Which lead us to the whole point of this posting (and I appreciate those of you who have stuck around this long.) I keep seeing that victim cycle exhibited around me; in particular, the common stages of the victim cycle the authors have defined.
1. Ignore/Deny –Pretending not to know there is a problem, remaining unaware that the problem affects them, or choosing to deny the problem altogether.
2. It’s Not My Job – Recognizing that something needs to get done, coupled with an acute avoidance of getting involved.
3. Finger-Pointing – Denying their own responsibility for poor results
4. Tell Me What to Do – Using confusion to alleviate themselves of accountability
5. Cover Your Tail –Crafting of elaborate and precise stories as to why they couldn’t possibly be blamed for something that might go wrong
6. Wait and See – Quite simply, waiting to see if things will get better
I don’t know about you, but I’ve seen all of these behaviors exhibited by auditees. Further, as a supervisor, I’ve seen these practices or heard these exact phrases from employees. (Why is it that “It’s not my job” and “Just tell me what you want me to do” seem to resonate?) My guess is each of you has your own stories about such situations.

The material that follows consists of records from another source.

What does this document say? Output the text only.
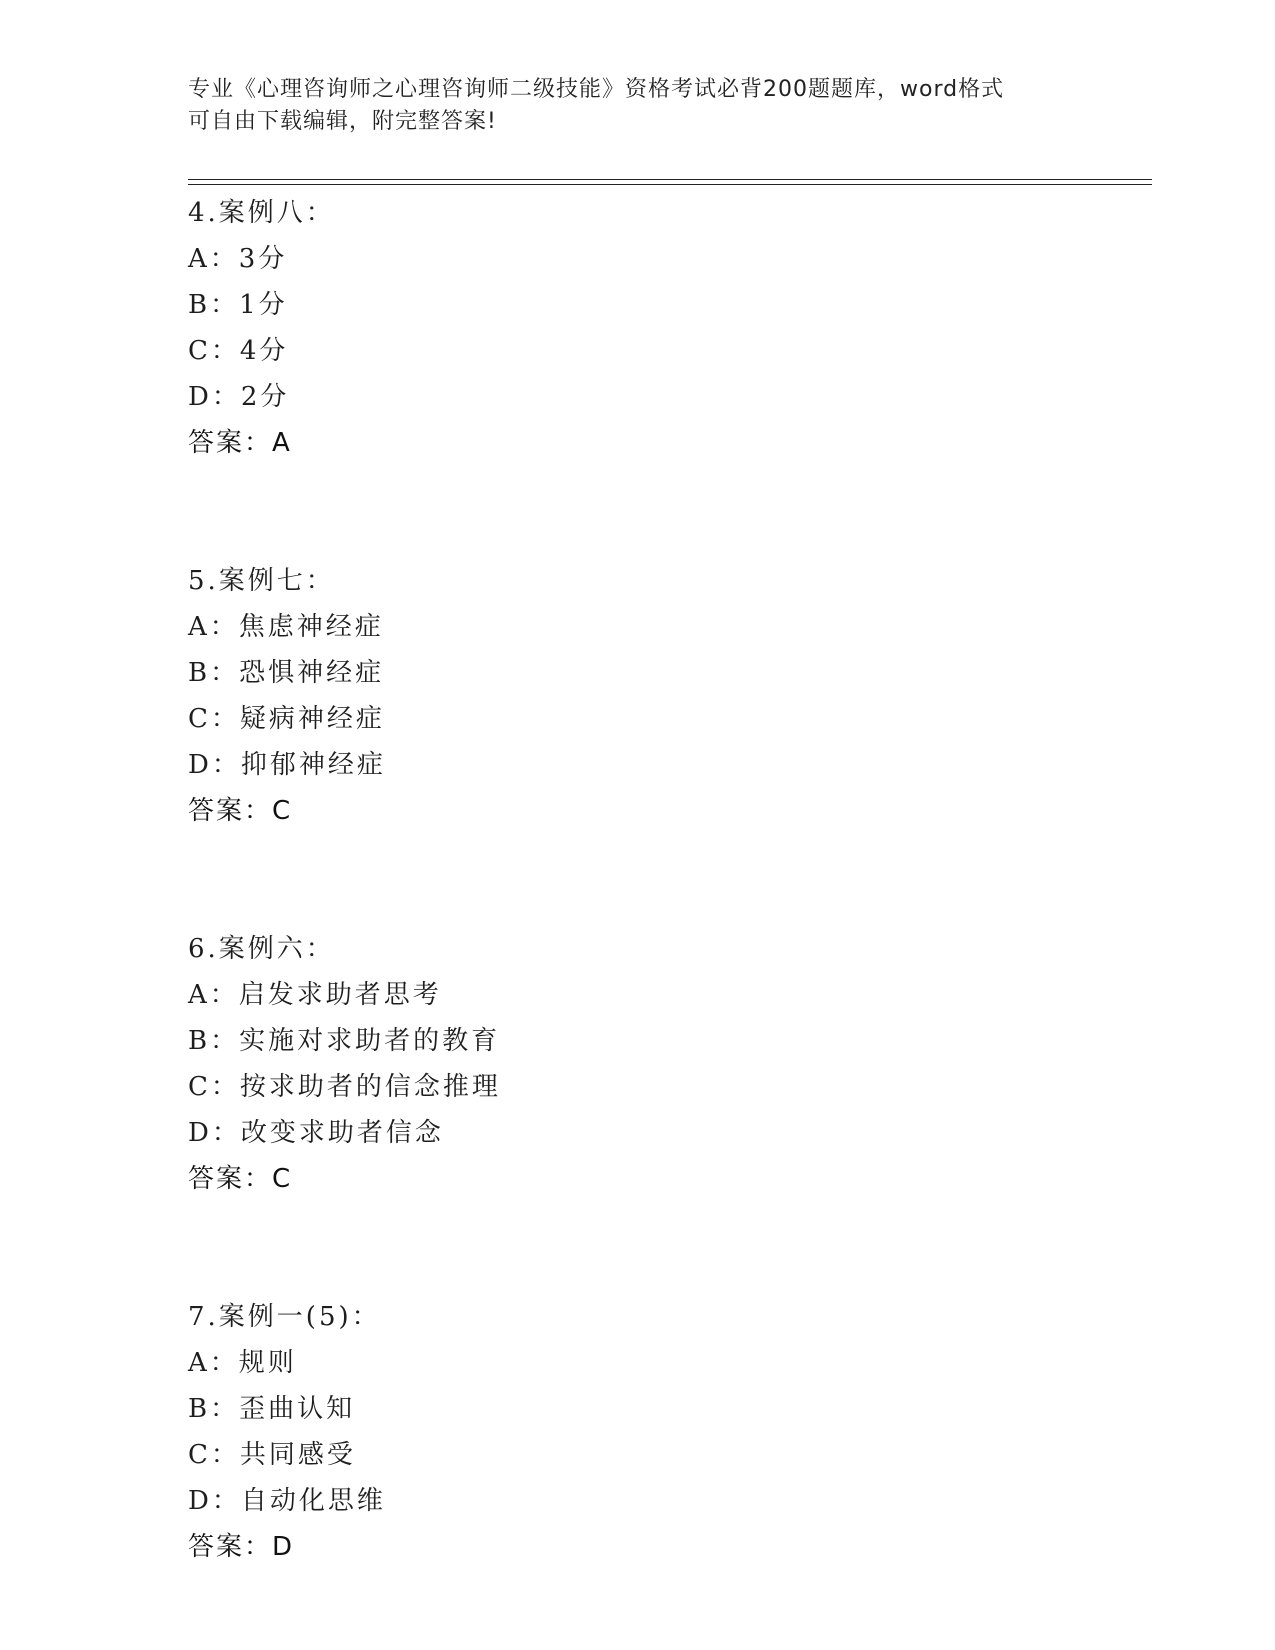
专业《心理咨询师之心理咨询师二级技能》资格考试必背200题题库，word格式
可自由下载编辑，附完整答案!
4.案例八：
A：3分
B：1分
C：4分
D：2分
答案：A
5.案例七：
A：焦虑神经症
B：恐惧神经症
C：疑病神经症
D：抑郁神经症
答案：C
6.案例六：
A：启发求助者思考
B：实施对求助者的教育
C：按求助者的信念推理
D：改变求助者信念
答案：C
7.案例一(5)：
A：规则
B：歪曲认知
C：共同感受
D：自动化思维
答案：D
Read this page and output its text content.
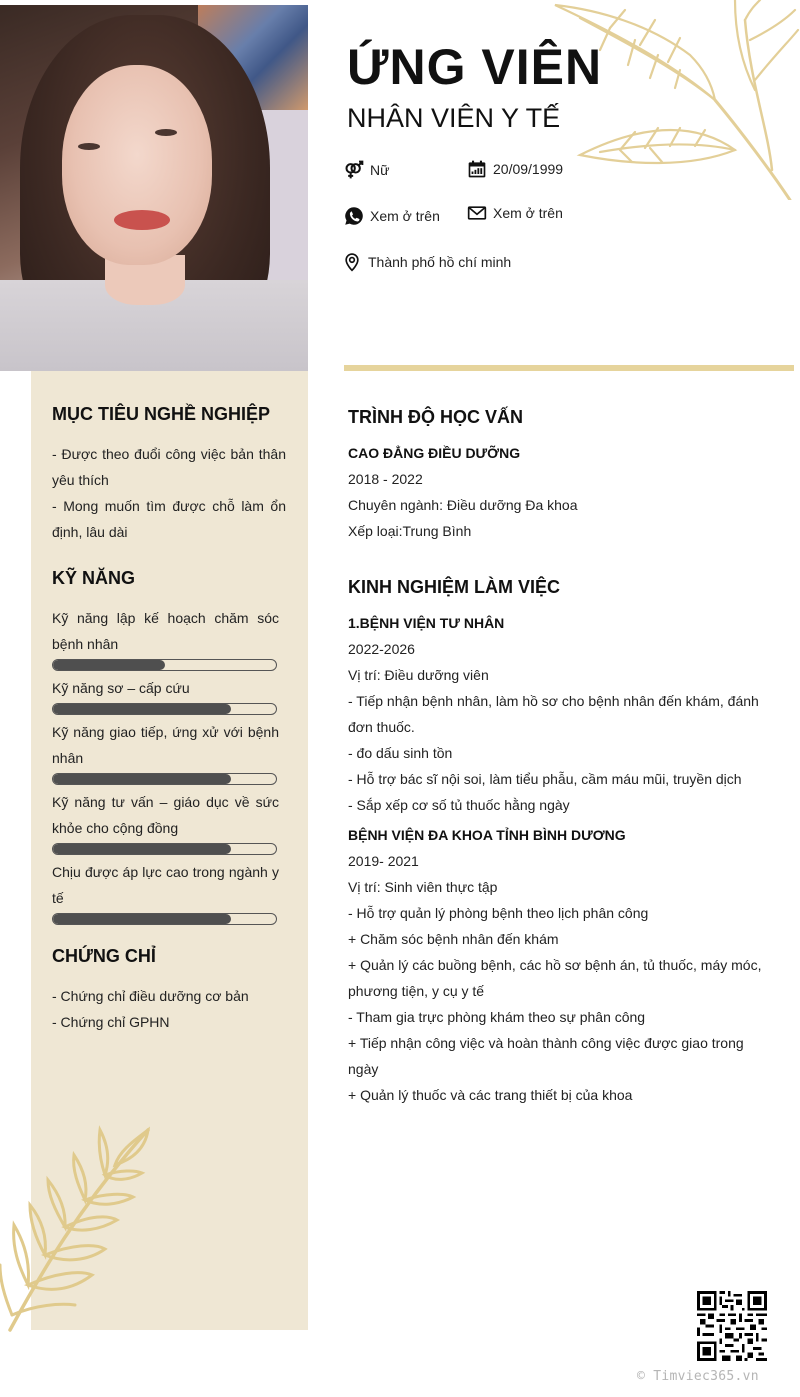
ỨNG VIÊN
NHÂN VIÊN Y TẾ
Nữ	20/09/1999
Xem ở trên	Xem ở trên
Thành phố hồ chí minh
MỤC TIÊU NGHỀ NGHIỆP

- Được theo đuổi công việc bản thân yêu thích

- Mong muốn tìm được chỗ làm ổn định, lâu dài

KỸ NĂNG
Kỹ năng lập kế hoạch chăm sóc bệnh nhân
Kỹ năng sơ – cấp cứu
Kỹ năng giao tiếp, ứng xử với bệnh nhân
Kỹ năng tư vấn – giáo dục về sức khỏe cho cộng đồng
Chịu được áp lực cao trong ngành y tế
CHỨNG CHỈ

- Chứng chỉ điều dưỡng cơ bản

- Chứng chỉ GPHN

TRÌNH ĐỘ HỌC VẤN
CAO ĐẲNG ĐIỀU DƯỠNG
2018 - 2022
Chuyên ngành: Điều dưỡng Đa khoa
Xếp loại:Trung Bình
KINH NGHIỆM LÀM VIỆC
1.BỆNH VIỆN TƯ NHÂN
2022-2026
Vị trí: Điều dưỡng viên
- Tiếp nhận bệnh nhân, làm hồ sơ cho bệnh nhân đến khám, đánh đơn thuốc.
- đo dấu sinh tồn
- Hỗ trợ bác sĩ nội soi, làm tiểu phẫu, cầm máu mũi, truyền dịch
- Sắp xếp cơ số tủ thuốc hằng ngày
BỆNH VIỆN ĐA KHOA TỈNH BÌNH DƯƠNG
2019- 2021
Vị trí: Sinh viên thực tập
- Hỗ trợ quản lý phòng bệnh theo lịch phân công
+ Chăm sóc bệnh nhân đến khám
+ Quản lý các buồng bệnh, các hồ sơ bệnh án, tủ thuốc, máy móc, phương tiện, y cụ y tế
- Tham gia trực phòng khám theo sự phân công
+ Tiếp nhận công việc và hoàn thành công việc được giao trong ngày
+ Quản lý thuốc và các trang thiết bị của khoa
© Timviec365.vn
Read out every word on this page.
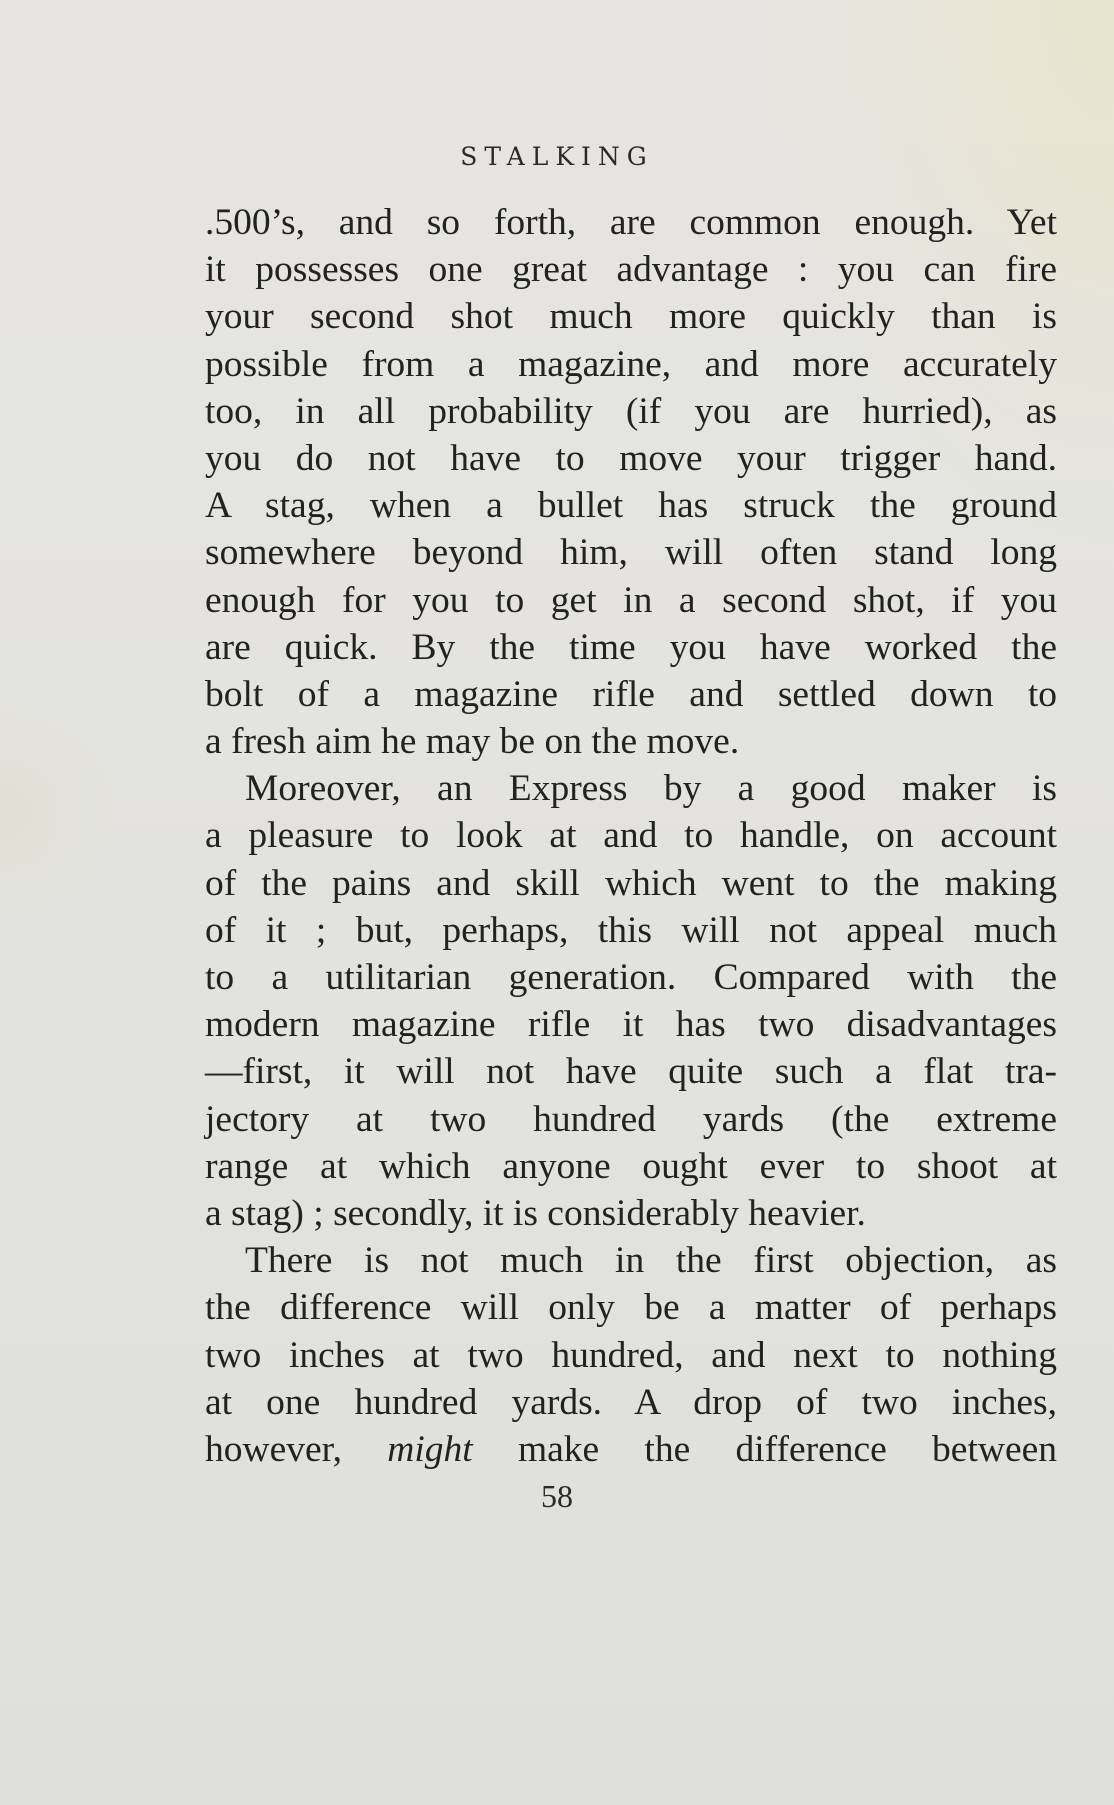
STALKING
.500’s, and so forth, are common enough. Yet
it possesses one great advantage : you can fire
your second shot much more quickly than is
possible from a magazine, and more accurately
too, in all probability (if you are hurried), as
you do not have to move your trigger hand.
A stag, when a bullet has struck the ground
somewhere beyond him, will often stand long
enough for you to get in a second shot, if you
are quick. By the time you have worked the
bolt of a magazine rifle and settled down to
a fresh aim he may be on the move.
Moreover, an Express by a good maker is
a pleasure to look at and to handle, on account
of the pains and skill which went to the making
of it ; but, perhaps, this will not appeal much
to a utilitarian generation. Compared with the
modern magazine rifle it has two disadvantages
—first, it will not have quite such a flat tra-
jectory at two hundred yards (the extreme
range at which anyone ought ever to shoot at
a stag) ; secondly, it is considerably heavier.
There is not much in the first objection, as
the difference will only be a matter of perhaps
two inches at two hundred, and next to nothing
at one hundred yards. A drop of two inches,
however, might make the difference between
58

And, if you look closely, you have seen yourself (I know I’ve seen myself) exhibit each of these stages.
Which all gets me back to the beginning; I really need to complete this book. One, it might hold the solutions on how to handle auditees who exhibit the traits. Two, it might hold the solutions on how to handle employees who exhibit these traits. Three, it might help me get out of the victim cycle when I see myself exhibiting the traits.
Being a popular book, I’m guessing some of you have already read it. What are your thoughts about the book and how you have applied it to auditees, employees, and yourself?